Supervision- Einführung und Grundhaltungen am Vorgehen
Supervision- Formen der Durchführung
Es sollen hier einige Grundinformationen zu unserer Arbeitsphilosophie bzw. den persönlichen Grundhaltungen geäußert werden, um einen Erwartungshorizont für eine mögliche Entscheidung für das Angebot von Einzel- oder Gruppensupervision bzw. Coaching abzustecken
Da die beratenden Angebote immer bunter und unübersichtlicher werden, ist es für den Konsumenten immer mehr nötig, sorgfältig auszuwählen. Durch die Regelungen und Abgrenzungen die Psychologen- und Psychotherapeutengesetz treffen, gibt es eine klare formale Unterscheidung zwischen fachlich qualifizierten Angeboten und den vielfältigen Blüten, die der esoterische Markt treibt.
Eine weitere, immer wichtigere Grundlage der Entscheidung besteht in den grundsätzlichen Menschenbildern (Anthropologien), in denen der Therapeut bewandert ist und in die sein supervisorisches bzw. beraterisches Handeln eingebettet ist.
In der Grundlagenforschung zu kommunikativen Praxisbereichen (Psychotherapie, Supervision, Training, Beratung) zeichnet sich ein neues Menschenbild immer deutlicher ab - das konstruktivistisch-systemische Denken.
Dieses Menschenbild schafft einerseits eine Integration zwischen östlichem und westlichem Geist und löst andererseits den Mensch aus seiner individualistischen Gefangenschaft einer festen Wahrheit (sowohl gegenüber sich selbst als auch der äußeren Wirklichkeit) zugunsten eines unverwechselbaren Wirklichkeitskonstrukteurs als schaffender und erschaffener Teil der eigenen Lebensgeschichte und größere Systeme sozialer, ökologisch-kybernetischer Art.
Damit gibt es wesentlich neue Lösungsperspektiven, die wegführen von der 'Reparatur' des einzelnen, vom Arbeiten an 'Problemen', zur Veränderung der Muster (kommunikativer, sozialer Art), in die der einzelne verwoben ist.

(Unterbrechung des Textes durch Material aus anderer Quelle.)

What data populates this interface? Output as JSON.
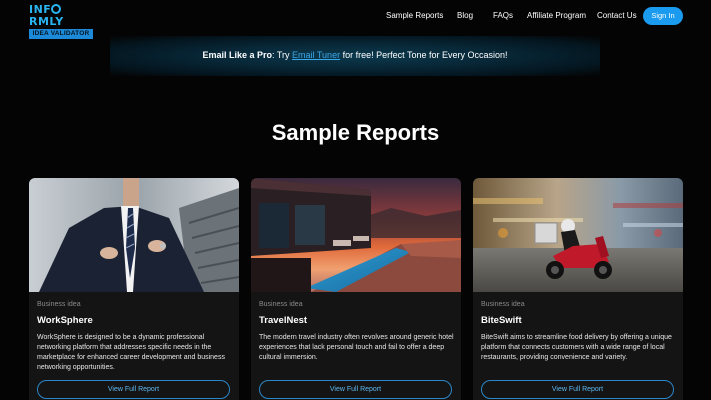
{
  "logo": {
    "top_before_o": "INF",
    "top_after_o": "RMLY",
    "bottom": "IDEA VALIDATOR"
  },
  "nav": {
    "items": [
      "Sample Reports",
      "Blog",
      "FAQs",
      "Affiliate Program",
      "Contact Us"
    ],
    "signin": "Sign In"
  },
  "promo": {
    "lead": "Email Like a Pro",
    "pre": ": Try ",
    "link": "Email Tuner",
    "post": " for free! Perfect Tone for Every Occasion!"
  },
  "section_title": "Sample Reports",
  "cards": [
    {
      "category": "Business idea",
      "title": "WorkSphere",
      "description": "WorkSphere is designed to be a dynamic professional networking platform that addresses specific needs in the marketplace for enhanced career development and business networking opportunities.",
      "button": "View Full Report",
      "image": "businessman-image"
    },
    {
      "category": "Business idea",
      "title": "TravelNest",
      "description": "The modern travel industry often revolves around generic hotel experiences that lack personal touch and fail to offer a deep cultural immersion.",
      "button": "View Full Report",
      "image": "poolside-sunset-image"
    },
    {
      "category": "Business idea",
      "title": "BiteSwift",
      "description": "BiteSwift aims to streamline food delivery by offering a unique platform that connects customers with a wide range of local restaurants, providing convenience and variety.",
      "button": "View Full Report",
      "image": "delivery-scooter-image"
    }
  ],
  "colors": {
    "accent": "#1a9bf0",
    "link": "#3aa7e8",
    "card_bg": "#141414",
    "page_bg": "#040404"
  }
}
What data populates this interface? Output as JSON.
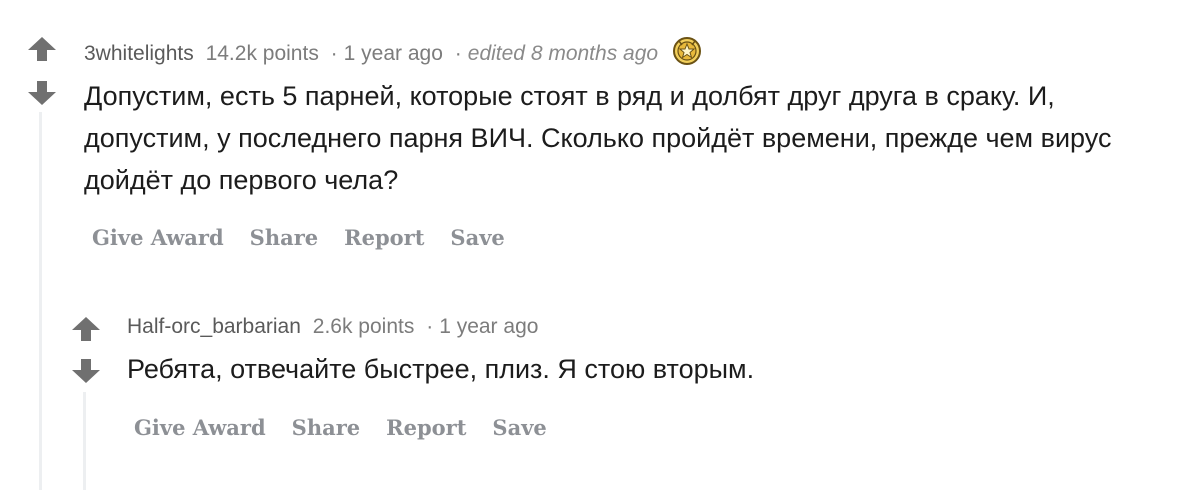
{
  "comments": [
    {
      "author": "3whitelights",
      "points": "14.2k points",
      "time": "1 year ago",
      "edited": "edited 8 months ago",
      "award_icon": "gold-star-award-icon",
      "text": "Допустим, есть 5 парней, которые стоят в ряд и долбят друг друга в сраку. И, допустим, у последнего парня ВИЧ. Сколько пройдёт времени, прежде чем вирус дойдёт до первого чела?",
      "actions": {
        "give_award": "Give Award",
        "share": "Share",
        "report": "Report",
        "save": "Save"
      }
    },
    {
      "author": "Half-orc_barbarian",
      "points": "2.6k points",
      "time": "1 year ago",
      "text": "Ребята, отвечайте быстрее, плиз. Я стою вторым.",
      "actions": {
        "give_award": "Give Award",
        "share": "Share",
        "report": "Report",
        "save": "Save"
      }
    }
  ],
  "separator": "·",
  "colors": {
    "vote_arrow": "#707070",
    "meta_text": "#7c7c7c",
    "action_text": "#8d9095",
    "thread_line": "#edeff1",
    "award_gold": "#e8b93b"
  }
}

In dem Sinn, hängt der Erfolg und das Scheitern im Leben immer davon ab, zu wissen an welchem Spiel man gerade beteiligt ist.
Diese Betrachtungsweise des MENSCHEN in seinem Da-sein orientiert sich mehr am Tun -ARBEIT- und dessen Wirksamkeit, sowie dem eingebettet sein in Systeme - ORGANISATIONEN- und bietet beratende Begleitung beim Entdecken der eigenen grundlegenden Haltungen und beim Erfinden einer wirksameren Wirklichkeit, die zur Selbstverwirklichung beiträgt.

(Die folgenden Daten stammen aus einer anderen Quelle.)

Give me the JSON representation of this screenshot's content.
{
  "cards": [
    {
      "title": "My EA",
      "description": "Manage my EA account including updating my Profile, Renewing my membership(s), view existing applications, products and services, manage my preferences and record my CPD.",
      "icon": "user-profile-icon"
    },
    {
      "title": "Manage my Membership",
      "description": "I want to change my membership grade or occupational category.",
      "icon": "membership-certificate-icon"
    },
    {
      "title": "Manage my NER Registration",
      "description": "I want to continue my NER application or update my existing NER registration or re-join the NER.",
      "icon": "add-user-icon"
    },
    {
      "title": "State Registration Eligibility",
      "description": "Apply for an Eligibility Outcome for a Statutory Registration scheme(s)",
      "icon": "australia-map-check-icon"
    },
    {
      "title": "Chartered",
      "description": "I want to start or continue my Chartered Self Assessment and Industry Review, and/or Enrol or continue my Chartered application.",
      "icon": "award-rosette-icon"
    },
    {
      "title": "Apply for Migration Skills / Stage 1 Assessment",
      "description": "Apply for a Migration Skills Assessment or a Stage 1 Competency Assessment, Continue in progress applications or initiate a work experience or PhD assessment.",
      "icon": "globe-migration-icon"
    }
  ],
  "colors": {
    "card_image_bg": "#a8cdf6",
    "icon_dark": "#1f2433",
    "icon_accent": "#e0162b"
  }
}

In der Beratungsarbeit selbst wird unterschieden zwischen: Einzelsupervision, Gruppensupervision, Teamsupervision, Fallsupervision.
Die konkrete Durchführung hängt im wesentlichen vom Menschenbild und dem methodischen Zugang sowie der Praxiserfahrung des Supervisors ab und grenzt auf der einen Seite des Beratungskontinuums an psychotherapeutisches Vorgehen auf der anderen Seite an Training und Organisationsberatung.
Die Abgrenzungen, welche Inhalte in der Supervision behandelt werden und in welcher Art und Weise, bestehen im wesentlichen durch die offen geäußerten Bedürfnisse der einzelnen beteiligten Personen und dem gemeinsam vereinbarten Arbeitsvertrag (Dauer, Kosten, Frequenz, Auftraggeberinteressen, inhaltliche Abgrenzungen).
Das wesentliche allgemeine Ziel dieses speziellen kommunikativen Settings besteht im Relativieren bestehender Betrachtungs-, Einstellungs- und Verhaltensmustern durch das Konstruieren, Einführen und Ausprobieren unterschiedlicher Möglichkeiten über den neutralen Außenbetrachter (Supervisor).
Der dadurch wiedergewonnene Überblick ermöglicht die eigenen Interessen wirksam zu entwickeln und umzusetzen.
Die Supervisionsgruppe bildet als 'soziales System auf Zeit' im Supervisionsfeld Alternativen aus, die als Ergebnis in das größere System (Organisation) einfließen und damit über den Teil das Ganze verändern.
Weiters gibt es eine immer deutlichere Abgrenzung von Coaching als eine Art Fachberatung 'on the job' oder als Persönlichkeitscoaching für spezielle Zielgruppen, insbesondere der Beratung von Führungskräften.